Ich glaube nicht, dass es angebracht ist, zwischen einer guten und einer schlechten Linken zu unterscheiden. Jedes Land hat seine eigene differenzierte Entwicklung. Wir verfolgen kein chavistisches Modell noch das der Concertación in Chile – das wäre nicht durchführbar, unmöglich. Ecuador muss seinen eigenen Wandlungsprozess verfolgen und dabei ist Correa sehr ausdauernd gewesen, der im Übrigen kaum der Typ ist, der anderen nacheifert. Ich betrachte das als positiv. Ecuador befindet sich in einem Prozess der transición, des Umbruchs, um einen Weg aus dem Neoliberalismus zu finden. Dieser Prozess wird einige Zeit dauern. Correa hat wichtige Themen angesprochen, beispielsweise das Thema Erdöl. 

Doch noch muss sich das politische System Ecuadors definieren. Was uns Sorgen bereitet, ist, wie sich die progressiven Kräfte des Landes definieren. Wir sind der Meinung, dies ist der Moment, um sich einheitlich zu organisieren, dass wir alle uns zusammenschließen, die gegen den Neoliberalismus gekämpft haben.

Wie beurteilen Sie die Verfassunggebende Versammlung?
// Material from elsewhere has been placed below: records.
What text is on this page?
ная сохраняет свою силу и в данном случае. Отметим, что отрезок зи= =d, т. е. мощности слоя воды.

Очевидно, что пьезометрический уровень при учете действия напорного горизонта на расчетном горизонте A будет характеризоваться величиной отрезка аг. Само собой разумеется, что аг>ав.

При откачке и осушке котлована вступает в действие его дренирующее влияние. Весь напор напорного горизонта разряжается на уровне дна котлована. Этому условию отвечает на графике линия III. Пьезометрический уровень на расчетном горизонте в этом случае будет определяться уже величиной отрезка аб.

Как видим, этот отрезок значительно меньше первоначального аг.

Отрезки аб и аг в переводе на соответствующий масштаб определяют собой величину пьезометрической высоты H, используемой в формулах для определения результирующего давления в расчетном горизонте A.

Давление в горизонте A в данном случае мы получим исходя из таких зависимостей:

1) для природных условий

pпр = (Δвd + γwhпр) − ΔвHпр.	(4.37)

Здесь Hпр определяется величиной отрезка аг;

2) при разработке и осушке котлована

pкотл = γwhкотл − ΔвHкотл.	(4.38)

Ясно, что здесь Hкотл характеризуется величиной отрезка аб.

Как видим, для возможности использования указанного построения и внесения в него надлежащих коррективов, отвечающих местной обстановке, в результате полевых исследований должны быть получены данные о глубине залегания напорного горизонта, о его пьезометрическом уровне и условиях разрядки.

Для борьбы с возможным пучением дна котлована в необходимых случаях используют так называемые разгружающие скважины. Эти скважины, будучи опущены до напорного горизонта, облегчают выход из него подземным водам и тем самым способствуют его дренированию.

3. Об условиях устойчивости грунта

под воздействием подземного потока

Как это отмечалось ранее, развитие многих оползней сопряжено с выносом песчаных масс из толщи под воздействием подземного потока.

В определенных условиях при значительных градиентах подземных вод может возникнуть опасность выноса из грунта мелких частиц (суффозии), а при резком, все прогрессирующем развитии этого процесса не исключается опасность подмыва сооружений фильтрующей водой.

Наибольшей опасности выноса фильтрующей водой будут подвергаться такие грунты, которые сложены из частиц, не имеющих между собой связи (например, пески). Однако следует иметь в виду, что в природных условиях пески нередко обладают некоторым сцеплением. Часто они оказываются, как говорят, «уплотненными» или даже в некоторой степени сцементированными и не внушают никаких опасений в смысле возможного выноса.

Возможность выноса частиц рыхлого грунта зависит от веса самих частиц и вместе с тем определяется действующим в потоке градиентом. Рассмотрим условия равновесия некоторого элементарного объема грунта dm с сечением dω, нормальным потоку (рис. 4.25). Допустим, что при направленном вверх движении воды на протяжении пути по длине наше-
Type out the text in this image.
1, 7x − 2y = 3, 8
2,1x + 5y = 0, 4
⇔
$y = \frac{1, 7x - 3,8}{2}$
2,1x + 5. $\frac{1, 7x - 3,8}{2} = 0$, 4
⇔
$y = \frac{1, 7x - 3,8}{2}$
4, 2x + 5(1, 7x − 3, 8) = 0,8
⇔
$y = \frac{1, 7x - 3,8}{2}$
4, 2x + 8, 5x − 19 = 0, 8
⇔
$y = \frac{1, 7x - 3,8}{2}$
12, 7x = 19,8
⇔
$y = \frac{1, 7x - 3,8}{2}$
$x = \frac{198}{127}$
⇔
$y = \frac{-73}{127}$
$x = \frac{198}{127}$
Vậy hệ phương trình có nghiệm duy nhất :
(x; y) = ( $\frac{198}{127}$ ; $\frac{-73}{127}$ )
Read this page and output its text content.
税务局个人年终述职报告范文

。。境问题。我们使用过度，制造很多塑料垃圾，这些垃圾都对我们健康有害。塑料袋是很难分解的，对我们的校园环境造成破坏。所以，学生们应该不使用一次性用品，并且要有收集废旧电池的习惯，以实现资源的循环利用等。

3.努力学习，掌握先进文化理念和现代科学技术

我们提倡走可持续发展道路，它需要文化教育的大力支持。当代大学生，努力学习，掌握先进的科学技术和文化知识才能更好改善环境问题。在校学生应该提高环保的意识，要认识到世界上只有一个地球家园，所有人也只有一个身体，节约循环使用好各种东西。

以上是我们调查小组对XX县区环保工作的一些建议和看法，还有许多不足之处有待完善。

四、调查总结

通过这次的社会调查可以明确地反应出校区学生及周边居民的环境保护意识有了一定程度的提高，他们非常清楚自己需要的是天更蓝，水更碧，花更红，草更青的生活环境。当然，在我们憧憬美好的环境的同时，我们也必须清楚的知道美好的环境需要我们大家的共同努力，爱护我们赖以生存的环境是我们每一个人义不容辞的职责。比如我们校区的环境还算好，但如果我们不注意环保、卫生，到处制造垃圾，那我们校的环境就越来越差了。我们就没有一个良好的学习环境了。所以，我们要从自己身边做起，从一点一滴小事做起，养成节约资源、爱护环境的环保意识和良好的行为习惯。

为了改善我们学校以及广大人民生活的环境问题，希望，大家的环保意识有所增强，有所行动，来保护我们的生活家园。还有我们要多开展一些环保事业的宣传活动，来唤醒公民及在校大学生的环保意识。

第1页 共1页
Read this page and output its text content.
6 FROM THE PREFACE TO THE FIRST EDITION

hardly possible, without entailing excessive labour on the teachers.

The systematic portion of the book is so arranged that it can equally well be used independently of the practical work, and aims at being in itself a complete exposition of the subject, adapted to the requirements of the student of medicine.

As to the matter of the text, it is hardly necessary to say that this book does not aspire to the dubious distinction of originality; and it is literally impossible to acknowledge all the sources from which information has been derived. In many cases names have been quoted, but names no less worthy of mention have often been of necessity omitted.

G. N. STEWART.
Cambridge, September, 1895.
Welche Gesetzesvorschläge werden angestrebt?

Die Versammlung steht vor der Herausforderung, nicht dem Mythos zu verfallen, alles ließe sich über die Verfassung ändern. Sie muss einfach als ein weiteres Element des Ganzen angesehen werden, mit dem Ziele, dem Staat seine Form zu geben – solche Aspekte wie Demokratie, Richtlinien für die Partizipation, Konsolidierung der Strukturen, Ausbau der Arbeiterrechte, Weiterentwicklung eines demokratischen Staates inklusive. Ein Schlüsselaspekt ist der politische Alltag, der sofort wieder aufgenommen werden muss, damit die Regierung weiß, wie sie sich vom neoliberalen Konsens lösen kann, während sie gleichzeitig konkrete demokratische Alternativen einbezieht.

Das heißt, es bedarf der BürgerInnen, die sich ihrer Rechte vollkommen bewusst sind. Die Verfassungsversammlung ist ein wichtiger Bereich, aber wir haben bereits gesagt, dass die verfassunggebende Entwicklung hier noch nicht endet. Aus diesem Grunde, das möchte ich betonen, werden nicht alle wichtigen Punkte in der Versammlung behandelt werden können, noch wird alles, was man dort behandelt, wichtig sein. Die Verfassunggebende Versammlung ist keine Lösung für all unsere Probleme, und der tatsächliche Wandel hat viel mehr mit strukturellen Fragen zu tun und der Entwicklung einer alternativen Politik zum Washington Consensus. (Grundvereinbarung des Neoliberalismus – die Red.) Das Wichtigste ist jedoch, einen derartigen Wandel herbeizuführen, der die Wechselwirkung zwischen den Kräften verändert – und dies kann nur aus der Mitte des Volkes kommen.

Gustavo Ayala hat den Master für „Internationale Beziehungen“ an der Universidad Complutense in Madrid gemacht und anschließend an der Universidad Autónoma zum Thema Demokratietheorie promoviert.

Das Gespräch führte Ylonka Tillería. Sie studierte Kommunikationswissenschaften an der Universidad Central in Ecuador, ist Magister der Kulturwissenschaften an der Universidad Andina Simón Bolívar in Ecuador und Mitarbeiterin bei verschiedenen Medien in Ecuador.